As TechCrunch wrote last year, DLAs are a new class of startup which are about winning people for years to come. Digital Lifestyle sites help people to assemble their memories (blogs, images, video) and, bluntly, aim to lock them in through the amount of sheer time they’ve invested. In the US, Our Story raised $6 million in VC, and joined Story Of My Life, dandelife and My Family in the sector. Coming out of the UK there is Rememble and Miomi (backed by Brightstation Ventures). However, there remains a problem at the core of these sites which is how to keep users coming back once they’ve uploaded some memories, and keeping their attention. Diaries might just be the way to do it since keeping a diary is a very old and recognisable concept. A “DLA” is not.

Diary is also pulling away from both micro-blogging and DLAs, because while your initial Diary is private you can also create any number of shared diaries with other users. At this point it seems obvious to point out that Diary doesn’t sound too dissimilar from old-fashioned blogging, or perhaps running a Tumblr site. The difference comes in that there are a lot of privacy controls on the diaries, and it’s not really a blogging environment - you don’t input HTML tags for instance. It’s a very mainstream concept and probably plays well into a crowd of people who will never bother to understand blogging, let alone microblogging. However, the apparent simplicity of Diary.com might also make it look too simple.

The Diary guys say that user testing so far suggests that a few significant niches enjoy using the site. Women - traditionally bigger diary keepers than men - are using the site a lot. As are the younger female base of 16-24year old, who are mainly in the US where journaling and “scrapbooking” has a long history. Some 50% of the test user base so far has been from the USA, while 20% are from UK (the rest are from Asia and Russia).

However some of the site’s core features lend themselves not just to broadcasting your diary entries but to instant diary feedback, so some users are scrapbooking observations, links, pictures and videos and then chatting around this as the shared diary opens out into a sort of group discussion. There are users with travel diaries, shopping diaries (interestingly), and even some diaries between lovers - because a Diary.com diary is more secure than email and allows pics/video and conversations between the diary owners.
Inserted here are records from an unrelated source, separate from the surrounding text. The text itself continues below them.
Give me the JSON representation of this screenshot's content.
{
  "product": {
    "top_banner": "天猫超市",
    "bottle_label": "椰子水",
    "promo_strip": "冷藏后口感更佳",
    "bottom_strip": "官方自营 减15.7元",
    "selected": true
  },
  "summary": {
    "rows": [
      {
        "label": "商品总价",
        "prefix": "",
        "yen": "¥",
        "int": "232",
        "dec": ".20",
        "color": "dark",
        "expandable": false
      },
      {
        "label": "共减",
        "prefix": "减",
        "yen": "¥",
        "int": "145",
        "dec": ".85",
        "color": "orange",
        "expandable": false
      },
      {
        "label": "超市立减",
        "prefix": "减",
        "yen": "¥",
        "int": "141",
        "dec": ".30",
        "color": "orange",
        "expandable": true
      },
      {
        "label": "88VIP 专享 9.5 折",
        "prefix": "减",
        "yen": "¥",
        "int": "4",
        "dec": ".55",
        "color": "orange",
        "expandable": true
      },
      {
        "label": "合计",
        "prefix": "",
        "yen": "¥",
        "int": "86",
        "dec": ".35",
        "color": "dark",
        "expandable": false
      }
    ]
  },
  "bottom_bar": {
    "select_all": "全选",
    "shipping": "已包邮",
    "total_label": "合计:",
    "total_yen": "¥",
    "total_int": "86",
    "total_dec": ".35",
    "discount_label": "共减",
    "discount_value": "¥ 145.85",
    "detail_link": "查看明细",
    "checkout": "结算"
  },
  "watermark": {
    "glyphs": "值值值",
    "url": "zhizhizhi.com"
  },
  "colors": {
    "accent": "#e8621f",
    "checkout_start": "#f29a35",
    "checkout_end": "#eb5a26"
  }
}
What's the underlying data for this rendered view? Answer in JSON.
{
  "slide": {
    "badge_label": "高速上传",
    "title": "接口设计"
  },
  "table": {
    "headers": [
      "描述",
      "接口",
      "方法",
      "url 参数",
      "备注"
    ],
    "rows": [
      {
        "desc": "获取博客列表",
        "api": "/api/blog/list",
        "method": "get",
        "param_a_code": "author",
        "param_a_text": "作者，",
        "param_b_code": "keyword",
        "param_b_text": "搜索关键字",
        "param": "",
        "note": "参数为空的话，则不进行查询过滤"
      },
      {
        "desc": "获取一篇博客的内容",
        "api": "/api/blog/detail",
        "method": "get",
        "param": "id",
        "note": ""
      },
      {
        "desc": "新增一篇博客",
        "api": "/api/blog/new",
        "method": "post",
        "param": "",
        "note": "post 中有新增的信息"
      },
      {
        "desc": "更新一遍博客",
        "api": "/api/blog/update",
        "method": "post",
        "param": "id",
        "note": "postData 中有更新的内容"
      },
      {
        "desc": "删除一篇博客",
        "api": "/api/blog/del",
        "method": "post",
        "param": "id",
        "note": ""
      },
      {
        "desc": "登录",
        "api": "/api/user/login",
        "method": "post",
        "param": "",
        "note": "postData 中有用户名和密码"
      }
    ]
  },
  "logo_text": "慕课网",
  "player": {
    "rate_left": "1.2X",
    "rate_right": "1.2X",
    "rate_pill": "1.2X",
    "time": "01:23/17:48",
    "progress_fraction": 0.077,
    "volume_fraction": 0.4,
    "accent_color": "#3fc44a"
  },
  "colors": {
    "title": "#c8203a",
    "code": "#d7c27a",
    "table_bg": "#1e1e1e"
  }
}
To an extent Diary.com is closer to Friendfeed than Twitter, but where Friendfeed allows threaded comments on posts and is essentially and aggregator, Diary is designed to be a destination site, not an aggregator.
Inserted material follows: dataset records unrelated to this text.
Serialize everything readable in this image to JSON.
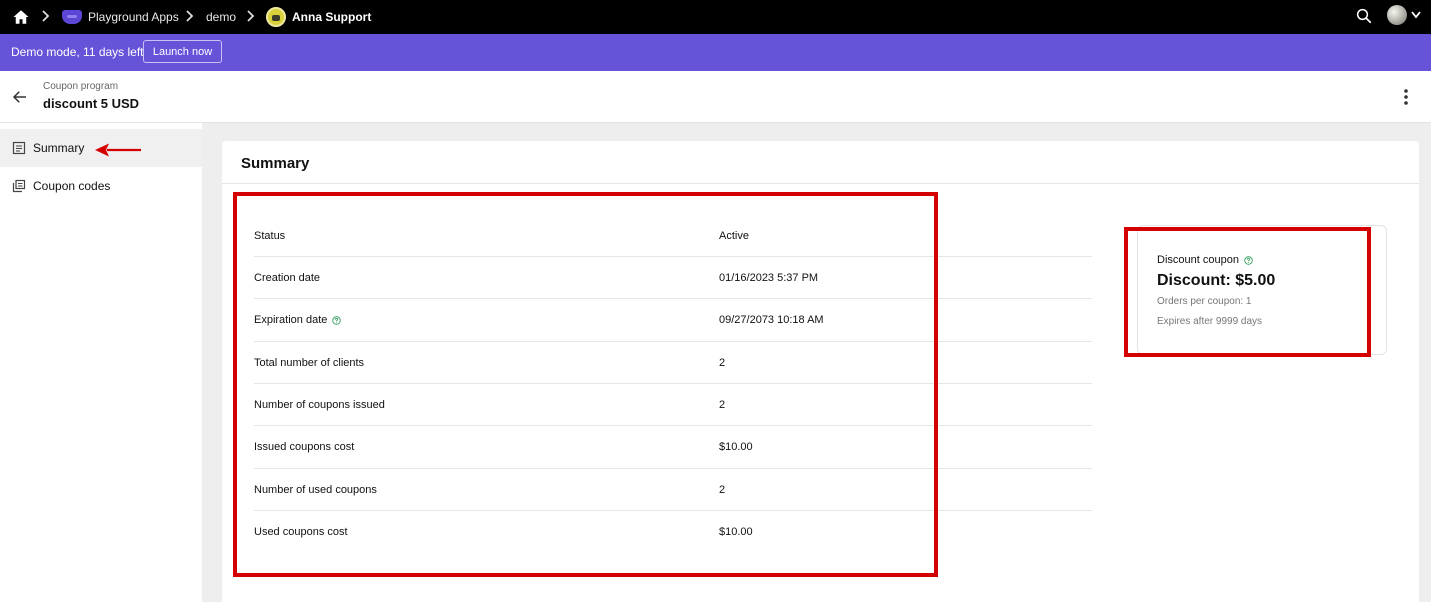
{
  "topbar": {
    "breadcrumbs": [
      "Playground Apps",
      "demo",
      "Anna Support"
    ]
  },
  "banner": {
    "text": "Demo mode, 11 days left",
    "launch_label": "Launch now"
  },
  "header": {
    "subtitle": "Coupon program",
    "title": "discount 5 USD"
  },
  "sidebar": {
    "items": [
      {
        "label": "Summary",
        "active": true
      },
      {
        "label": "Coupon codes",
        "active": false
      }
    ]
  },
  "summary": {
    "title": "Summary",
    "rows": [
      {
        "label": "Status",
        "value": "Active"
      },
      {
        "label": "Creation date",
        "value": "01/16/2023 5:37 PM"
      },
      {
        "label": "Expiration date",
        "value": "09/27/2073 10:18 AM"
      },
      {
        "label": "Total number of clients",
        "value": "2"
      },
      {
        "label": "Number of coupons issued",
        "value": "2"
      },
      {
        "label": "Issued coupons cost",
        "value": "$10.00"
      },
      {
        "label": "Number of used coupons",
        "value": "2"
      },
      {
        "label": "Used coupons cost",
        "value": "$10.00"
      }
    ]
  },
  "discount_card": {
    "kind": "Discount coupon",
    "amount": "Discount: $5.00",
    "orders_per_coupon": "Orders per coupon: 1",
    "expires": "Expires after 9999 days"
  },
  "colors": {
    "topbar": "#000000",
    "banner": "#6553d8",
    "annotation": "#d40000",
    "help_icon": "#2e9e5b"
  }
}
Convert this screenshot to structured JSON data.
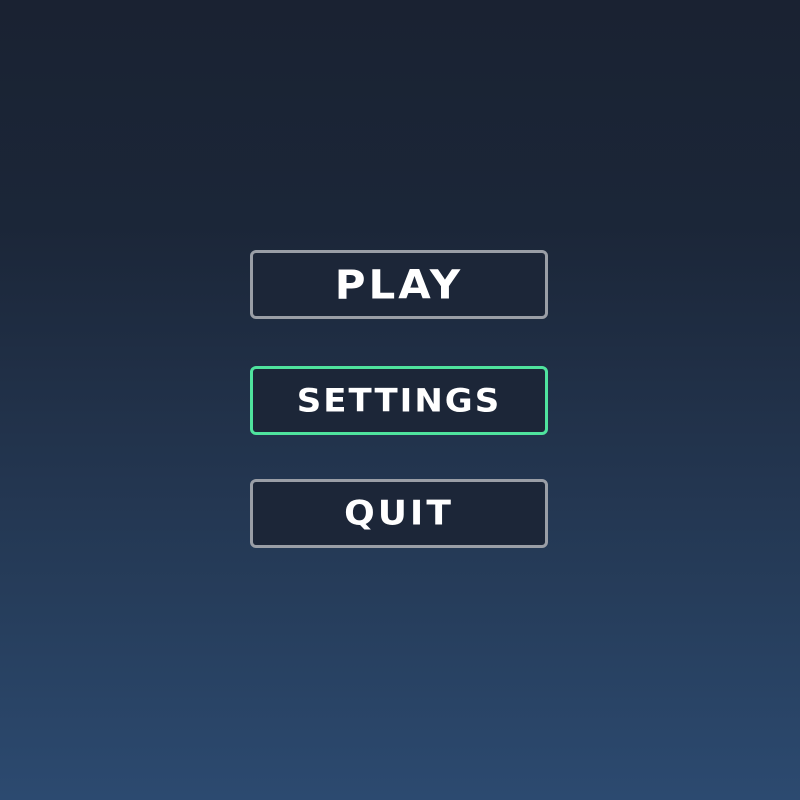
{
  "menu": {
    "items": [
      {
        "id": "play",
        "label": "PLAY",
        "selected": false
      },
      {
        "id": "settings",
        "label": "SETTINGS",
        "selected": true
      },
      {
        "id": "quit",
        "label": "QUIT",
        "selected": false
      }
    ]
  },
  "colors": {
    "background_top": "#1a2232",
    "background_bottom": "#2c4a70",
    "button_border": "#9a9ea6",
    "button_border_selected": "#4fe39e",
    "button_fill": "#1c2638",
    "label": "#ffffff"
  }
}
Diary.com plans to allow the importing of importing a couple of key feeds like flickr and twitter just to store in your private diary but they don’t plan to become a FriendFeed style aggregator, given the commoditisatoin of that space and the privacy issues around diaries.
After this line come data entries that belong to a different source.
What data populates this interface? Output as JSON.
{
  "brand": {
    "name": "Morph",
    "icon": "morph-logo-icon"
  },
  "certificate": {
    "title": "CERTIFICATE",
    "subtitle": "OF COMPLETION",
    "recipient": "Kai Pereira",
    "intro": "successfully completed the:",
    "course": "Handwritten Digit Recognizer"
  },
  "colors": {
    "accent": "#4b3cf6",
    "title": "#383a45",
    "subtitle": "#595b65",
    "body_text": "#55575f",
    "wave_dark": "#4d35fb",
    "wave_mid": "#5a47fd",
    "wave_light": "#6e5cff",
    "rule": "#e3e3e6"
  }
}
So, monetisation strategy? Hard to say until Diary captures a use base following this public launch. There’s obviously an attempt to monetise attention here - perhaps there is scope to offer power users premium accounts, advertising, SMS revenue (mobile would be a natural fit), virtual goods (”pimp out” your diary) and affiliate revenue.

Running in stealth mode for some months, Diary.com is a team of which consist of co-founders Keld van Schreven and Peter Brooke (who’s owned the domain since 1996), Richard Taylor (CTO) and Ken Lee. So far Diary has raised £300,000 in angel money, but say they are going out for a modest series A round later this year.